(Bloomberg) -- United Continental Holdings Inc. will ban 25 different pet breeds when it resumes flying pets this summer, four months after a dog’s death prompted the airline to review its policies for transporting animals.
The carrier will again accept dogs and cats in the cargo hold starting July 9 if the animal’s guardian is booked on the same flight, spokesman Charles Hobart said Tuesday. United is also teaming with American Humane to “improve the well-being of all pets that travel on” the Chicago-based airline, according to a company statement.
United announced the changes less than two months after a bruising week of public-relations fiascoes involving dogs. A French bulldog died March 12 after a flight attendant had the pet and its animal crate placed in an overhead bin. In a separate incident, the airline sent a Kansas-bound German shepherd to Japan.

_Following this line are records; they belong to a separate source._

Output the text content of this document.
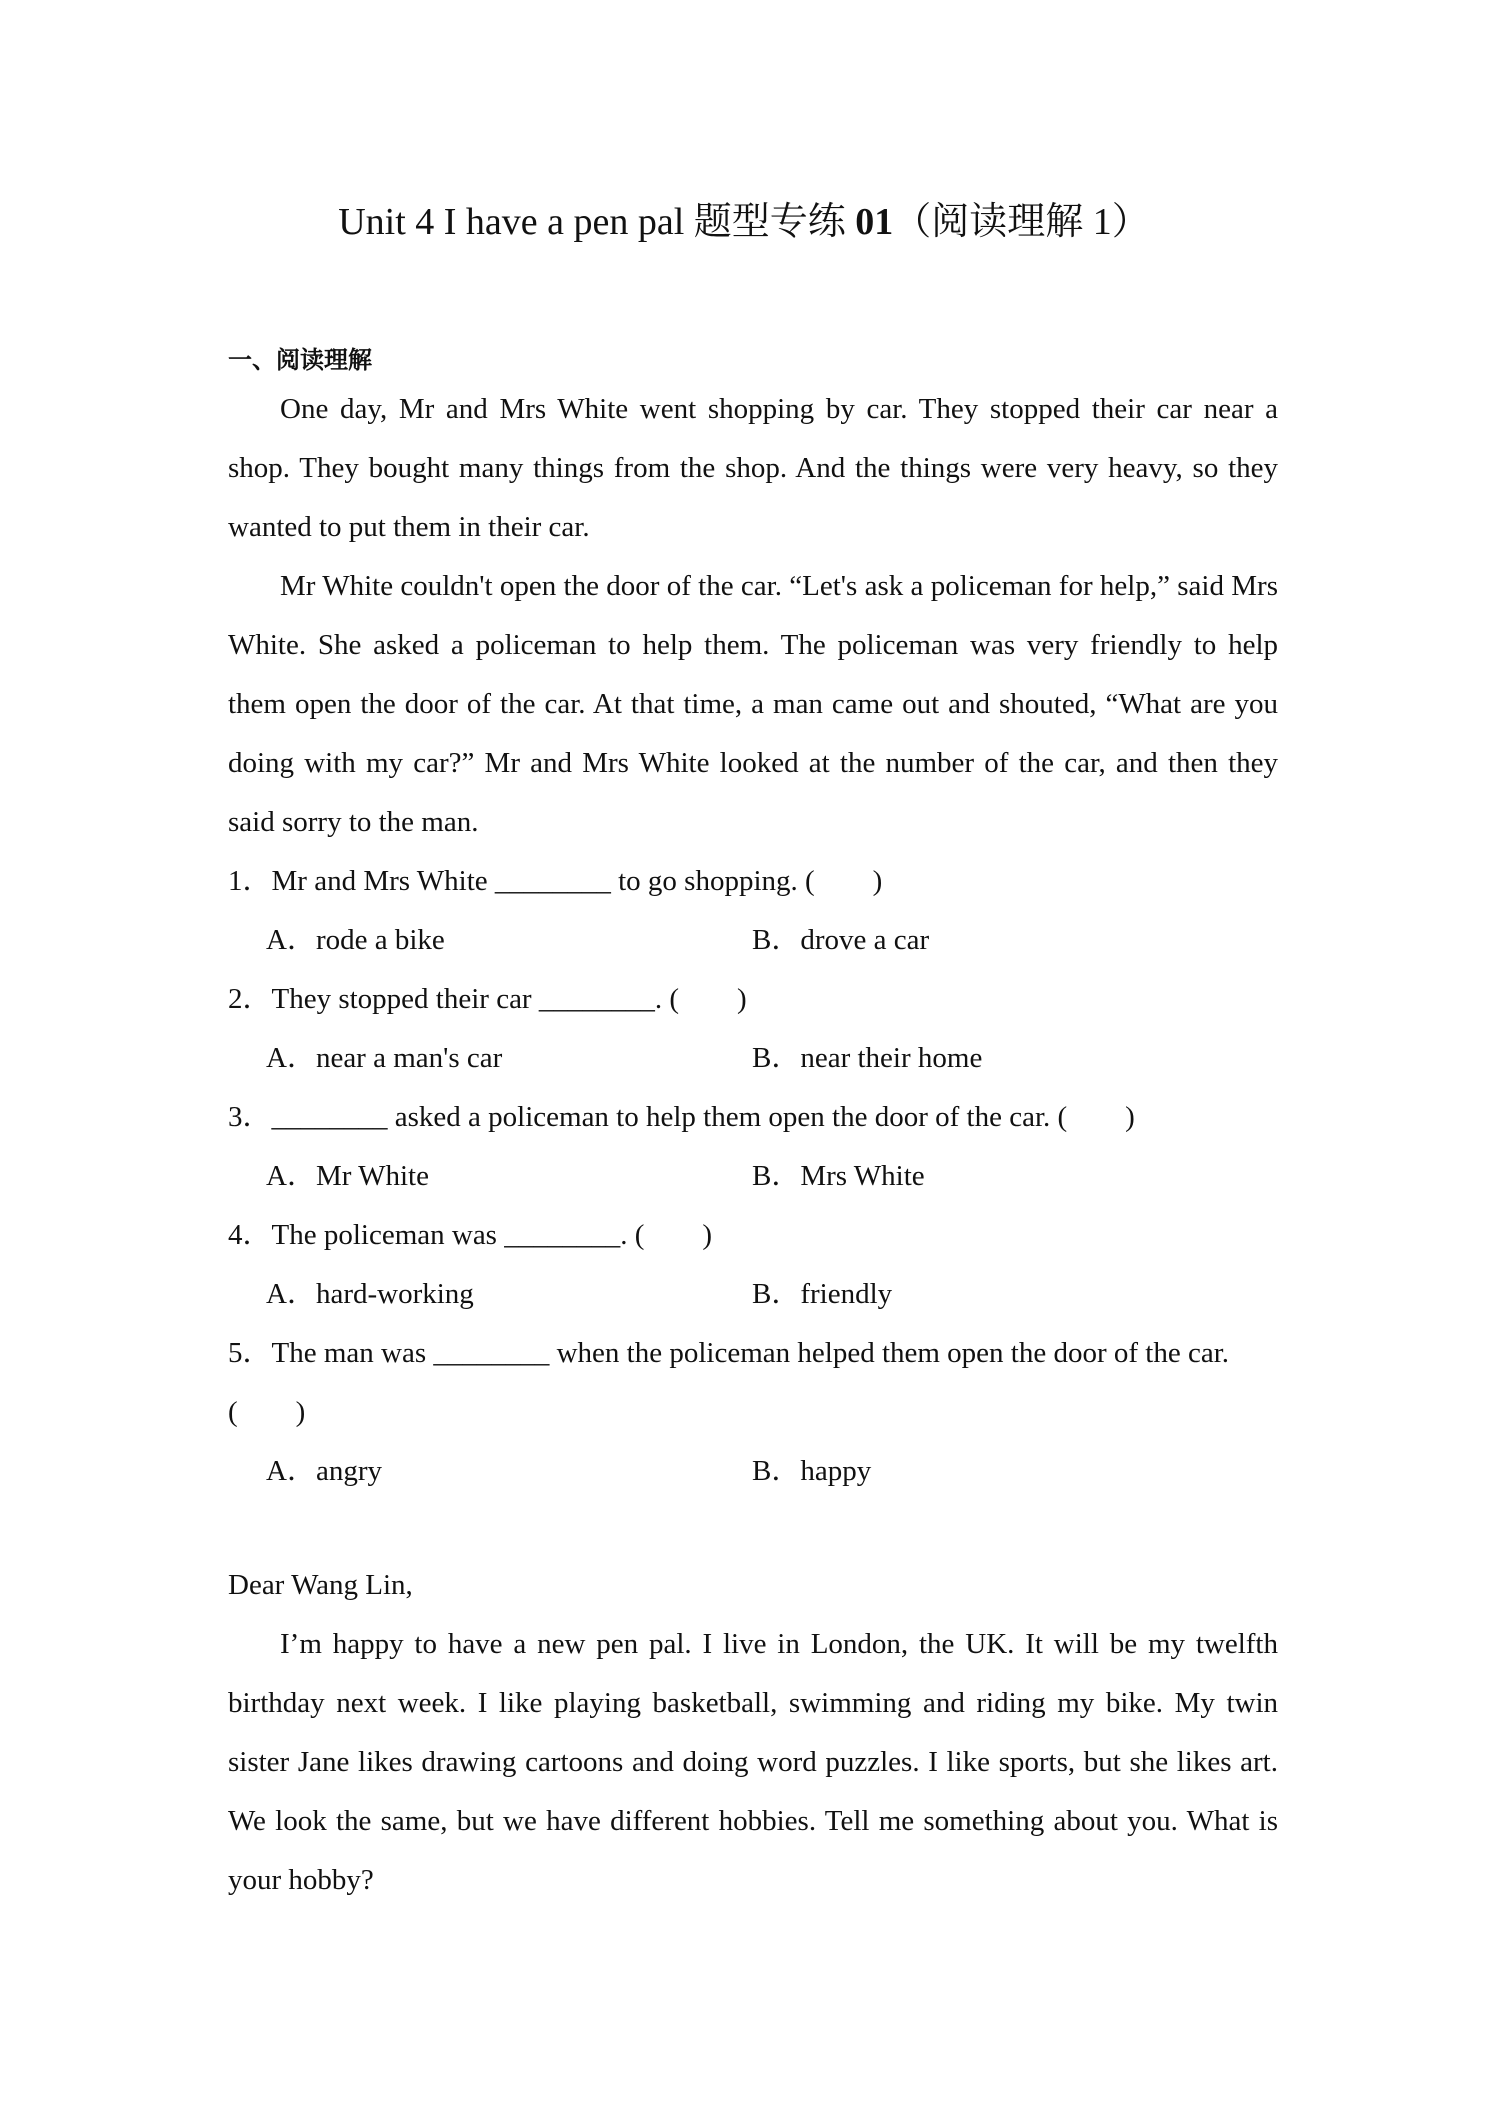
Unit 4 I have a pen pal 题型专练 01（阅读理解 1）
一、阅读理解

One day, Mr and Mrs White went shopping by car. They stopped their car near a shop. They bought many things from the shop. And the things were very heavy, so they wanted to put them in their car.

Mr White couldn't open the door of the car. “Let's ask a policeman for help,” said Mrs White. She asked a policeman to help them. The policeman was very friendly to help them open the door of the car. At that time, a man came out and shouted, “What are you doing with my car?” Mr and Mrs White looked at the number of the car, and then they said sorry to the man.

1．Mr and Mrs White ________ to go shopping. (　　)
A．rode a bike	B．drove a car
2．They stopped their car ________. (　　)
A．near a man's car	B．near their home
3．________ asked a policeman to help them open the door of the car. (　　)
A．Mr White	B．Mrs White
4．The policeman was ________. (　　)
A．hard-working	B．friendly
5．The man was ________ when the policeman helped them open the door of the car.
(　　)
A．angry	B．happy
Dear Wang Lin,

I’m happy to have a new pen pal. I live in London, the UK. It will be my twelfth birthday next week. I like playing basketball, swimming and riding my bike. My twin sister Jane likes drawing cartoons and doing word puzzles. I like sports, but she likes art. We look the same, but we have different hobbies. Tell me something about you. What is your hobby?
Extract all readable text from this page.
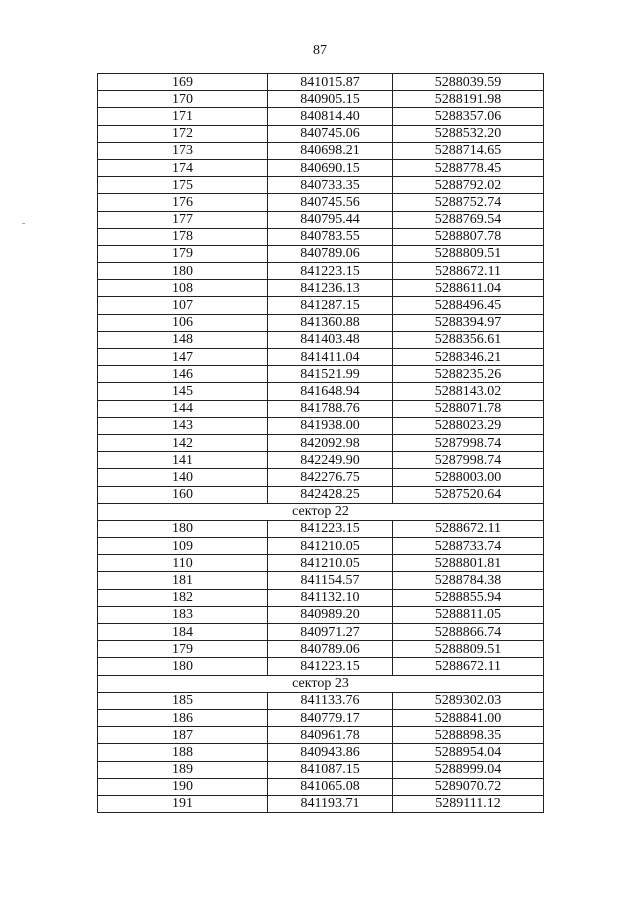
87
-
169	841015.87	5288039.59
170	840905.15	5288191.98
171	840814.40	5288357.06
172	840745.06	5288532.20
173	840698.21	5288714.65
174	840690.15	5288778.45
175	840733.35	5288792.02
176	840745.56	5288752.74
177	840795.44	5288769.54
178	840783.55	5288807.78
179	840789.06	5288809.51
180	841223.15	5288672.11
108	841236.13	5288611.04
107	841287.15	5288496.45
106	841360.88	5288394.97
148	841403.48	5288356.61
147	841411.04	5288346.21
146	841521.99	5288235.26
145	841648.94	5288143.02
144	841788.76	5288071.78
143	841938.00	5288023.29
142	842092.98	5287998.74
141	842249.90	5287998.74
140	842276.75	5288003.00
160	842428.25	5287520.64
сектор 22		
180	841223.15	5288672.11
109	841210.05	5288733.74
110	841210.05	5288801.81
181	841154.57	5288784.38
182	841132.10	5288855.94
183	840989.20	5288811.05
184	840971.27	5288866.74
179	840789.06	5288809.51
180	841223.15	5288672.11
сектор 23		
185	841133.76	5289302.03
186	840779.17	5288841.00
187	840961.78	5288898.35
188	840943.86	5288954.04
189	841087.15	5288999.04
190	841065.08	5289070.72
191	841193.71	5289111.12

United also took criticism over its record of animal deaths in 2017, when it accounted for 18 of the 24 animals that died on a major airline.
The airline will no longer allow 21 dog and four cat breeds that are prone to physical problems from heat or other travel stress, including bulldogs, boxers and Boston terriers. A complete list is available on the company’s website.
Under its previous rates for the PetSafe program, United charged more than $2,400 for some large animals on some European and Pacific routes. Domestically, pets had cost $201-$963 depending on the animal’s size.